Polisi telah menyelesaikan penyidik kasus dugaan malpraktik oknum bidan di
Prabumulih, Sumatera Selatan, yaitu Zaenab alias ZN (51). Dengan mengenakan
baju tahanan, Zainab diserahkan polisi ke Kejaksaan untuk proses hukum
selanjutnya. Kapolres Prabumulih AKBP Endro Ariwibowo menyampaikan
bahwa berkas sudah tahap dua, karena berkas tahap satu telah diselesaikan
oleh penyidik gabungan dari Satreskrim Polres Prabumulih dan Ditreskrimsus
Polda Sumsel dan diserahkan ke Kejari Prabumulih pada 20 Mei 2024 lalu.

Sebenarnya, Zainab diketahui sudah ditetapkan menjadi tersangka sejak 15 Mei
2024. Karena sebelumnya,
terungkap bahwa izin praktik oknumnya di
Prabumulih (SIPB) ternyata sudah mati dan tidak diperpanjang sejak tahun
2010. Namun, hal itu terungkap setelah barang bukti surat izin tersebut disita
kepolisisan.
Selain itu, ada juga surat tanda register bidan atas nama yang bersangkutan
yang telah mati sejak 28 Januari 2017, berikut ijazah pendidikannya yaitu D1, D3,
D4 dan S2 yang telah diamankan.
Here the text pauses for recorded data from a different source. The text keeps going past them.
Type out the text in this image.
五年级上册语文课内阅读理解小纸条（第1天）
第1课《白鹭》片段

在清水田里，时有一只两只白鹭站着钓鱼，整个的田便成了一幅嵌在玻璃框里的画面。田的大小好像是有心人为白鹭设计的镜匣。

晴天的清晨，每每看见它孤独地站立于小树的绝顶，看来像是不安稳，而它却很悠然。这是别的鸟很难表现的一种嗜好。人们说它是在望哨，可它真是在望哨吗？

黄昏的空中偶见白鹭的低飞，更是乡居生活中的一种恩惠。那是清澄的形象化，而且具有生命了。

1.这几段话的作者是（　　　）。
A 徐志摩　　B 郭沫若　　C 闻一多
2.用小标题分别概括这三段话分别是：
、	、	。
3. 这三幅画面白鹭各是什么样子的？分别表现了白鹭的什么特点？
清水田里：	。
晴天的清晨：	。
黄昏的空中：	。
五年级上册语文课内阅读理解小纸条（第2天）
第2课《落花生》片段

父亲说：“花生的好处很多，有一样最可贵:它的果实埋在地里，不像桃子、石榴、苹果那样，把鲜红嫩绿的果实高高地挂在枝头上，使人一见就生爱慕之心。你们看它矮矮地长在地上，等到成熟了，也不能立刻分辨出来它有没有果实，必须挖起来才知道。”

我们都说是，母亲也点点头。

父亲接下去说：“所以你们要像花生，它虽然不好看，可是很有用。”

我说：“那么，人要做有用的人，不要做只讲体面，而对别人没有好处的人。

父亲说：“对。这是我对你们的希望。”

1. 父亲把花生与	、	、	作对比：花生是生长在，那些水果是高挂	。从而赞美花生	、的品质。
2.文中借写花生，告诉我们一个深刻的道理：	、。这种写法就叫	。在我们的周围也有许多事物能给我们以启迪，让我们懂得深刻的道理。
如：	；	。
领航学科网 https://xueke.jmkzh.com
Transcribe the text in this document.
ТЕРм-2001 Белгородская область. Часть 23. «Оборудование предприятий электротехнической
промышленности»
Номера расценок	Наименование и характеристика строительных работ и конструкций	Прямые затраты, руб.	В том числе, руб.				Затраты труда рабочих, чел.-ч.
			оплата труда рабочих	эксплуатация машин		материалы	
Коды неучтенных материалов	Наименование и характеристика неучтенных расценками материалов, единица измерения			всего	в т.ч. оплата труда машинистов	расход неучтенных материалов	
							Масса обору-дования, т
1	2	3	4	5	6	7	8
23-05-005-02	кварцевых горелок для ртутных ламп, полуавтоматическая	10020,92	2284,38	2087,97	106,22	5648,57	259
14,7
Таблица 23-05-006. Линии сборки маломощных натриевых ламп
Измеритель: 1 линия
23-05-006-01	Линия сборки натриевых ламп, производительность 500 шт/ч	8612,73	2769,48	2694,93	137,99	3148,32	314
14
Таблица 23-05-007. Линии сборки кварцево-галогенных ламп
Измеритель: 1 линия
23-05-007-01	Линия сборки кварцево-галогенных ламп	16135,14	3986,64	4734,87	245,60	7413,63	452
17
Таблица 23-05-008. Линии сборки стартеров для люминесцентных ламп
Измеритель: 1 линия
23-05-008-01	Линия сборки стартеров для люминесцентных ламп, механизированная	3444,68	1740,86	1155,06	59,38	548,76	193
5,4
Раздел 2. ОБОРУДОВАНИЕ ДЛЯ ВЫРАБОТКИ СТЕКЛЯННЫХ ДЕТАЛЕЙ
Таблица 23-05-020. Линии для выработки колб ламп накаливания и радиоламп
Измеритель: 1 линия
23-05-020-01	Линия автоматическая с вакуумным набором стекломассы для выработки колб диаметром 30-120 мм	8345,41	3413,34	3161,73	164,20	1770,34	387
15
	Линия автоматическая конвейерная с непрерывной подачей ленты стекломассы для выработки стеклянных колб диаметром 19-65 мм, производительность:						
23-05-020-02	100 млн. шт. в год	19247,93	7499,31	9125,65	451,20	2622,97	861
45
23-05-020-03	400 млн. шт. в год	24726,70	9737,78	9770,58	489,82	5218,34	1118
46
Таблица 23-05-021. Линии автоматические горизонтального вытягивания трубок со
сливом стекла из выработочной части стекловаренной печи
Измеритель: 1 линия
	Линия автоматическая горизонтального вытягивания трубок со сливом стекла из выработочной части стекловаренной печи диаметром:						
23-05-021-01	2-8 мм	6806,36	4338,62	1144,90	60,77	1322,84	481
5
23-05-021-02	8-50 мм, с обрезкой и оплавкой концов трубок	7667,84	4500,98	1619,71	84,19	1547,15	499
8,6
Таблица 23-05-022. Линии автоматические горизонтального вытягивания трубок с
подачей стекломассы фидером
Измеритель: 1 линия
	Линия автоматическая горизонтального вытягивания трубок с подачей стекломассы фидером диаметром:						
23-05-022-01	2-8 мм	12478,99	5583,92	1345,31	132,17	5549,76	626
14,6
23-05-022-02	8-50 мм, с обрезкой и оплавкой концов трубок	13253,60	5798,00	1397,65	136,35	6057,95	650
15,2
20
Bahkan, malpraktik Zaenab sebenarnya
sudah lama terdeteksi oleh Pemerintah Kota Prabumulih yang pada 18 Maret
2021 mengeluarkan surat tegur agar Zaenab menghentikan praktik bidannya
itu, dan dibuktikan dengan adanya surat teguran atau peringatan dari Dinas
Kesehatan Prabumulih juga diamankan, beserta obat-obatan dan alat kesehatan,
pakaian tenaga medis dokter, dll.
Dan dengan sejumlah barang bukti tersebut polisi akhirnya berkeyakinan
untuk menetapkan Zaenab menjadi tersangka. Zaenab juga mengakui
perbuatannya selama 14 tahun melakukan praktik bidan ilegal tanpa izin dari
Pemkot serta tidak memiliki surat tanda register (STR) dan surat izin praktek
bidan (SIPB) dan ia mengakui adanya teguran dari dinas kesehatan kota
Prabumulih namun tidak dihiraukan dan tetap membuka praktik. Sehingga
polisi memastikan bahwa Zaenab melakukannya hanya untuk keuntungan
pribadi mendapat uang pembayaran berobat dari masyarakat.

Dengan demikian, Zaenab mendapatkan hukuman 5 tahun penjara dan denda
Rp 500 juta atas perbuatannya melanggar pasal 441 ayat 1 dan 2, pasal 321 b,
pasal 439 UU no. 17 tahun 2023 tentang kesehatan.